Moisson Rouge : Dashiell Hammet

Titre : Moisson Rouge

Auteur : Dashiell Hammet
Édition : Folio Policier

Résumé :
Depuis quarante ans, Elihu Willsson règne en maître absolu sur Personville, petite cité minière du Montana. Pour contrer l’agitation syndicale, il a fait appel à des gangsters qui ont pris le contrôle de la ville.

Scandalisé par cette situation, son fils Donald engage un détective, le Continental Op, mais est assassiné peu avant l’arrivée du privé. Celui-ci, après avoir démasqué le meurtrier, décide par loyauté envers son client, de « nettoyer » la ville.

Premier du genre, ce livre, publié d’abord en feuilleton dès 1927, constitue l’archétype du roman noir.

Hammett impose une nouvelle forme d’écriture objective et traite de la vie sociale avec une extrême violence.
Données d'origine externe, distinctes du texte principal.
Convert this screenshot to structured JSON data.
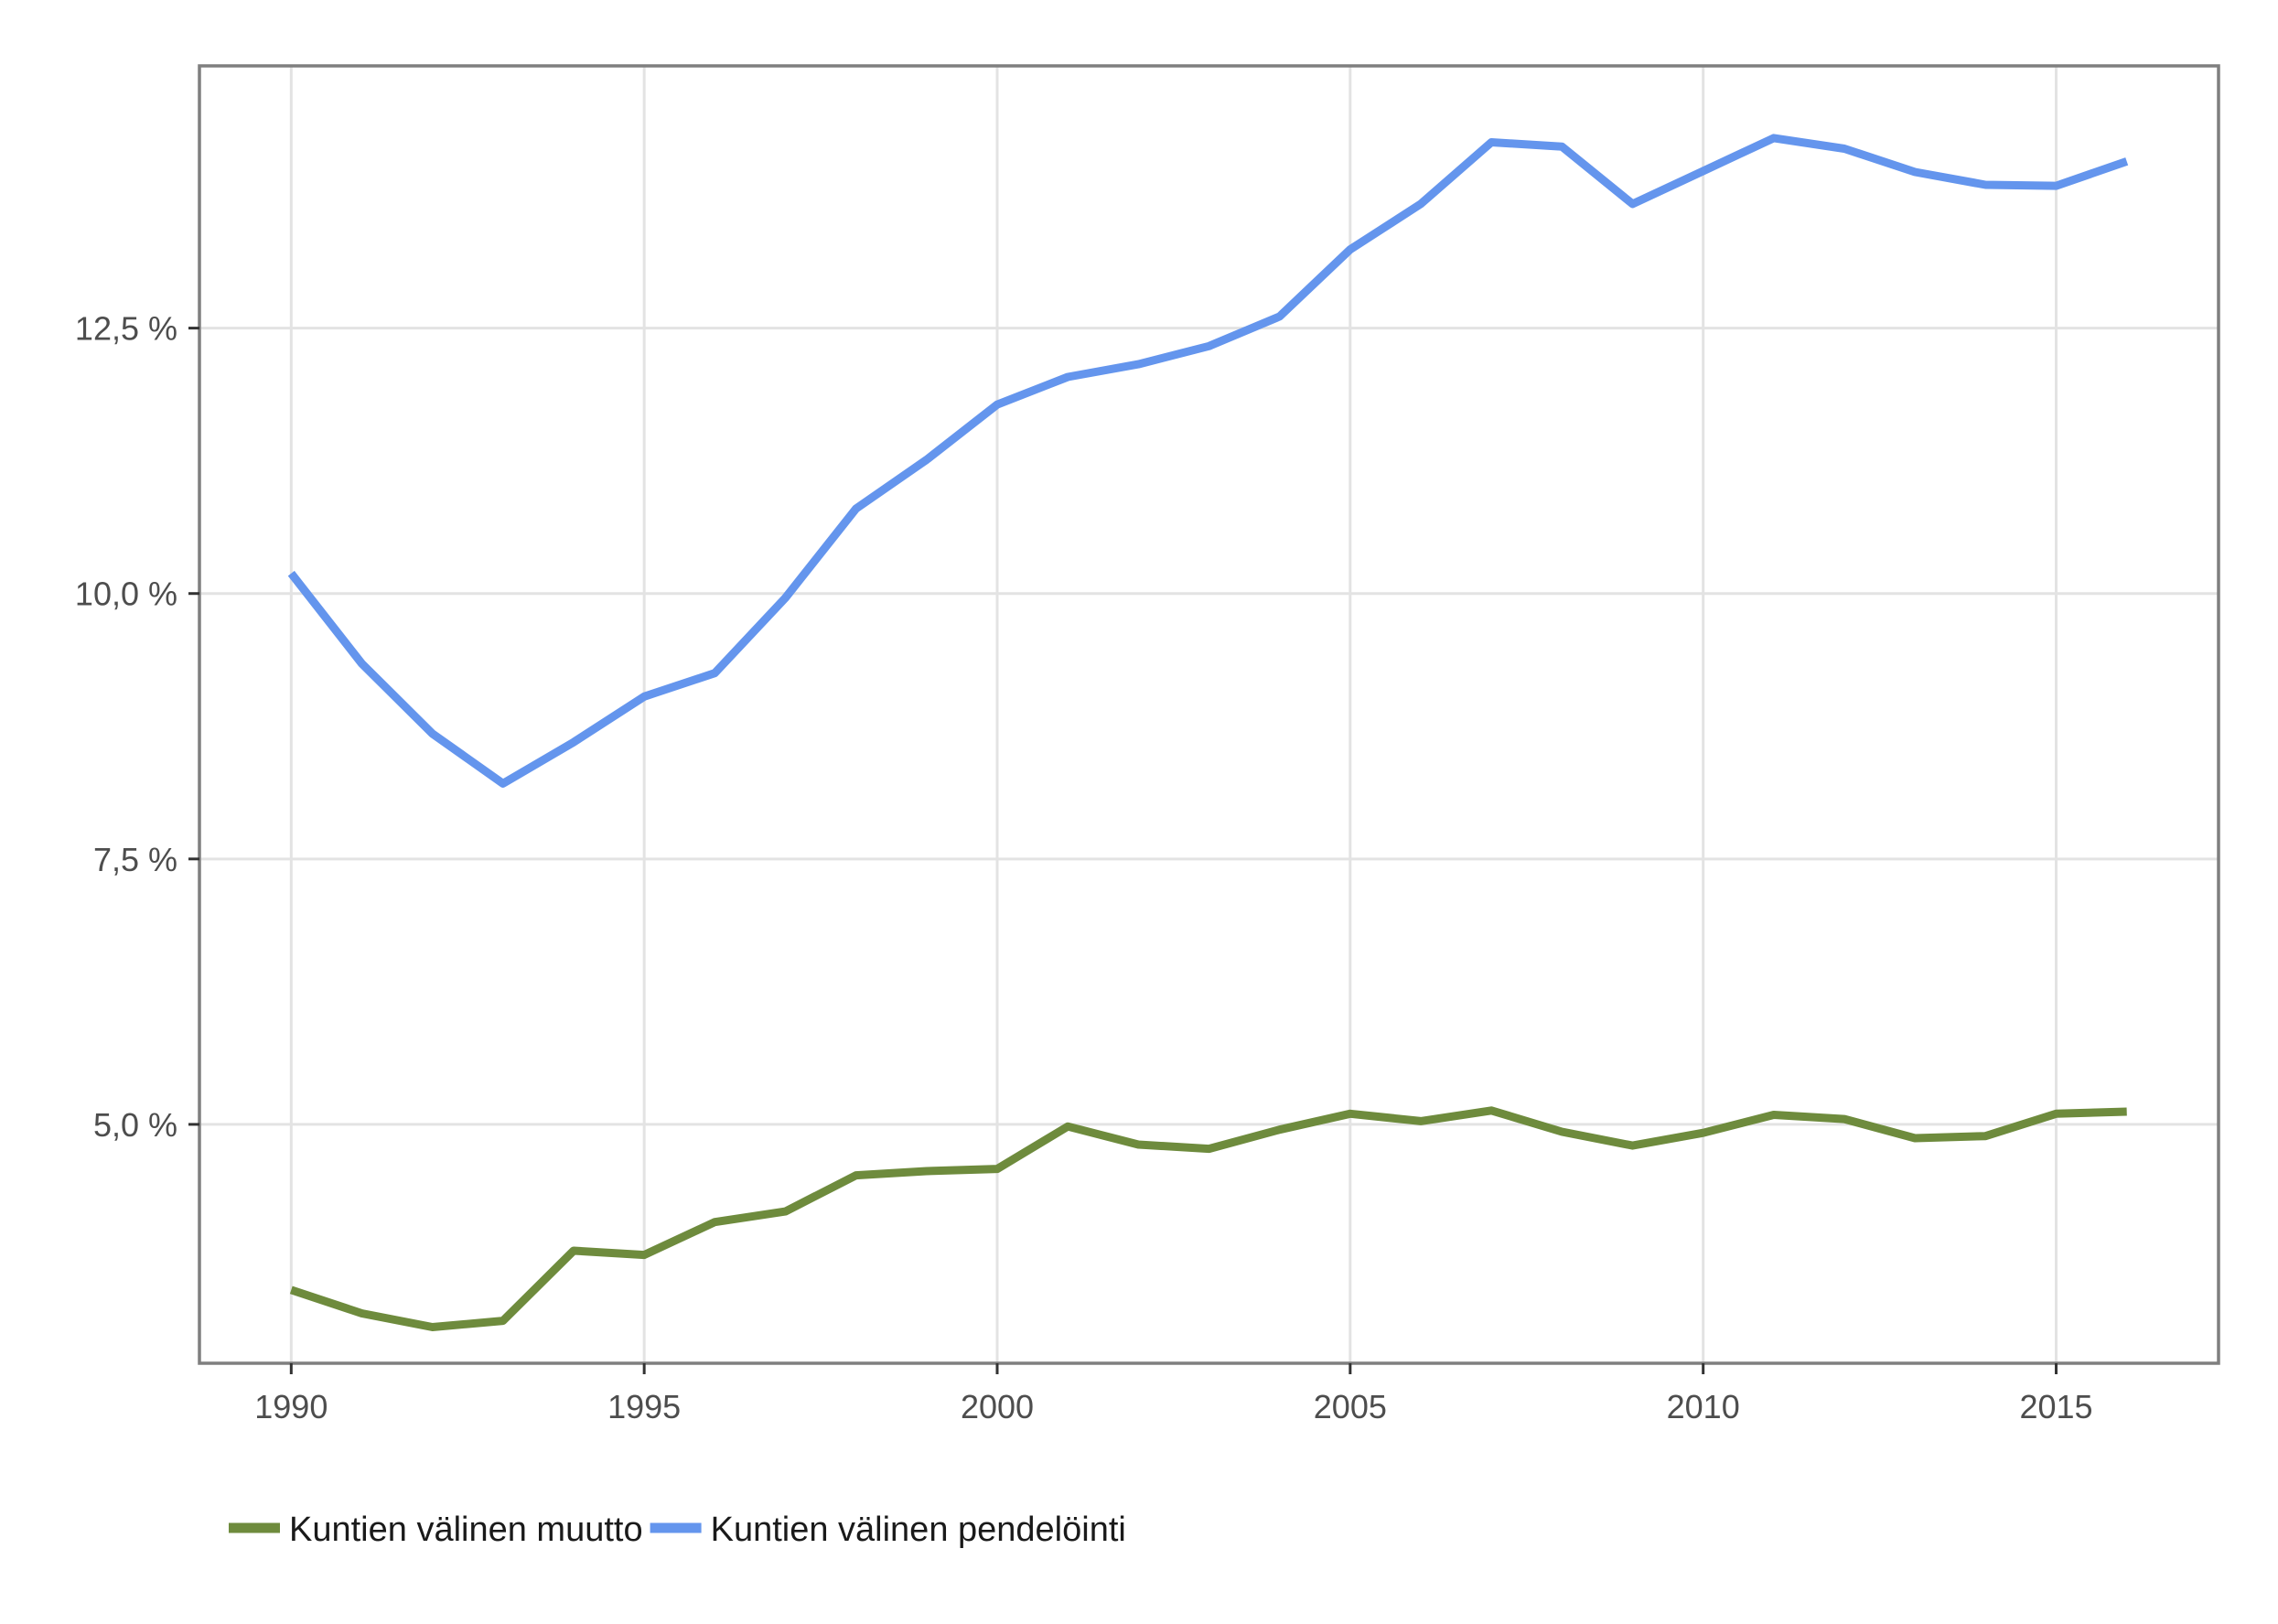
{
  "chart_data": {
    "type": "line",
    "title": "",
    "xlabel": "",
    "ylabel": "",
    "xlim": [
      1988.7,
      2017.3
    ],
    "ylim": [
      2.75,
      14.97
    ],
    "x_ticks": [
      {
        "value": 1990,
        "label": "1990"
      },
      {
        "value": 1995,
        "label": "1995"
      },
      {
        "value": 2000,
        "label": "2000"
      },
      {
        "value": 2005,
        "label": "2005"
      },
      {
        "value": 2010,
        "label": "2010"
      },
      {
        "value": 2015,
        "label": "2015"
      }
    ],
    "y_ticks": [
      {
        "value": 5.0,
        "label": "5,0 %"
      },
      {
        "value": 7.5,
        "label": "7,5 %"
      },
      {
        "value": 10.0,
        "label": "10,0 %"
      },
      {
        "value": 12.5,
        "label": "12,5 %"
      }
    ],
    "grid": true,
    "legend_position": "bottom-left",
    "x": [
      1990,
      1991,
      1992,
      1993,
      1994,
      1995,
      1996,
      1997,
      1998,
      1999,
      2000,
      2001,
      2002,
      2003,
      2004,
      2005,
      2006,
      2007,
      2008,
      2009,
      2010,
      2011,
      2012,
      2013,
      2014,
      2015,
      2016
    ],
    "series": [
      {
        "name": "Kuntien välinen muutto",
        "color": "#6e8b3d",
        "values": [
          3.44,
          3.22,
          3.09,
          3.15,
          3.81,
          3.77,
          4.08,
          4.18,
          4.52,
          4.56,
          4.58,
          4.98,
          4.81,
          4.77,
          4.95,
          5.1,
          5.03,
          5.13,
          4.93,
          4.8,
          4.92,
          5.09,
          5.05,
          4.87,
          4.89,
          5.1,
          5.12
        ]
      },
      {
        "name": "Kuntien välinen pendelöinti",
        "color": "#6495ed",
        "values": [
          10.19,
          9.34,
          8.68,
          8.21,
          8.6,
          9.03,
          9.25,
          9.96,
          10.8,
          11.26,
          11.78,
          12.04,
          12.16,
          12.33,
          12.61,
          13.24,
          13.67,
          14.25,
          14.21,
          13.67,
          13.98,
          14.29,
          14.19,
          13.97,
          13.85,
          13.84,
          14.07
        ]
      }
    ]
  }
}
Personville – et son alliance entre les hommes de pouvoir et la pègre – est un microcosme des États-Unis à l’époque de la prohibition.

Créant un thème repris depuis par de nombreux romanciers, le Continental Op, enquêteur anonyme favori de l’auteur, se retrouve seul contre tous. Une expérience dont il sortira brisé.

Critique :
« La Moisson rouge » ? Une nouvelle méthode pour vendanger ? Non, nous sommes dans la mythique « Série Noire », faut du crime… à moins qu’on n’ait moissonné les vendangeurs dans la foulée. Oh, j’y suis : le livre parle un carnage lors d’une réunion des caciques du parti socialiste Belge ! Non ?  Alors, qu’est-ce que c’est que cette moisson rouge ?

Oh, ça y est ! Le Standard de Liège qui a raflé toutes les compétitions de foot ? Oups, impossible, la « Série Noire » ne s’occupe pas de science-fiction… (seuls les Belges comprendront la blague mais je peux l’expliquer par MP).

Alors, quoi-t’est-ce ?

C’est l’histoire démente d’un détective privé qui est appelé dans la charmante et plaisante Poisonville, gangrénée par la pègre parce que Elihu Wilsson, qui détenait, entre autre, les industries minières et une banque,  a engagé des briseurs de grève pour faire rentrer son personnel dans le rang.

Hélas pour lui, il n’était plus le chef, les gunmen régnaient sur la ville, l’ayant dépouillé de son titre de calife. Le fils étant scandalisé par le comportement de son géniteur, a fait venir un privé. Pas de chance, le fiston est refroidi.

Alors notre détective de l’agence Continental de San-Fransisco va quand même jouer au Monsieur Propre et tenter de nettoyer les écuries d’Augias en montant, non pas les chevaux, mais les truands les uns contre les autres.

Faut les aspirines, parce que les ramifications sont nombreuses, vu que tout le monde mange à tous les râteliers et que chacun retourne sa veste. La police ? Tous des vendus ! Notre privé à du pain sur la planche et va devoir ruser, manipuler, mentir, jouer avec les égos afin que tout le monde s’entretue. Sans qu’il ne s’en émeuve, en plus.

Cette immersion dans les États-Unis des années vingt où les bootleggers sont les rois (suite à la prohibition de l’alcool) ne vous laissera pas indifférent. Jusqu’où peut-on aller pour faire régner la justice ? Peut-on utiliser ce genre de méthode un peu borderline pour liquider les truands ?

La violence est omniprésente, bien que sans trop de détails, mais on termine la lecture avec sacré un tas de cadavres. C’est le moment d’acheter des actions dans les pompes funèbres. Le seul secteur qui ne dépérit pas…

Et comment fait-on le nettoyage ? On commence avec un prélavage et les premières saletés tombent comme des mouches, on injecte le produit de lavage qui commence à effacer un bon nombre de taches, le rinçage n’est pas triste, le sang coule à flot… Pour ce qui est de l’essorage, la sulfateuse entre en action et ça dézingue de partout.

Un truc de fou ! Allez, je vais compter les cadavres… Un, deux, trois, oh, arrêtez de bouger,… seize ! Non, l’empilement est trop important, on ne s’y retrouve plus. Il doit y en avoir beaucoup plus.

Notre privé, c’était lui aussi le fiston de Machiavel, « divisez-les pour les séparer afin qu’ils s’annihilent eux-mêmes », par contre, il devait avoir un sacré bon ange gardien pour s’en sortir sans une égratignure.

A découvrir…

Challenge « Thrillers et polars » de Liliba (2013-2014).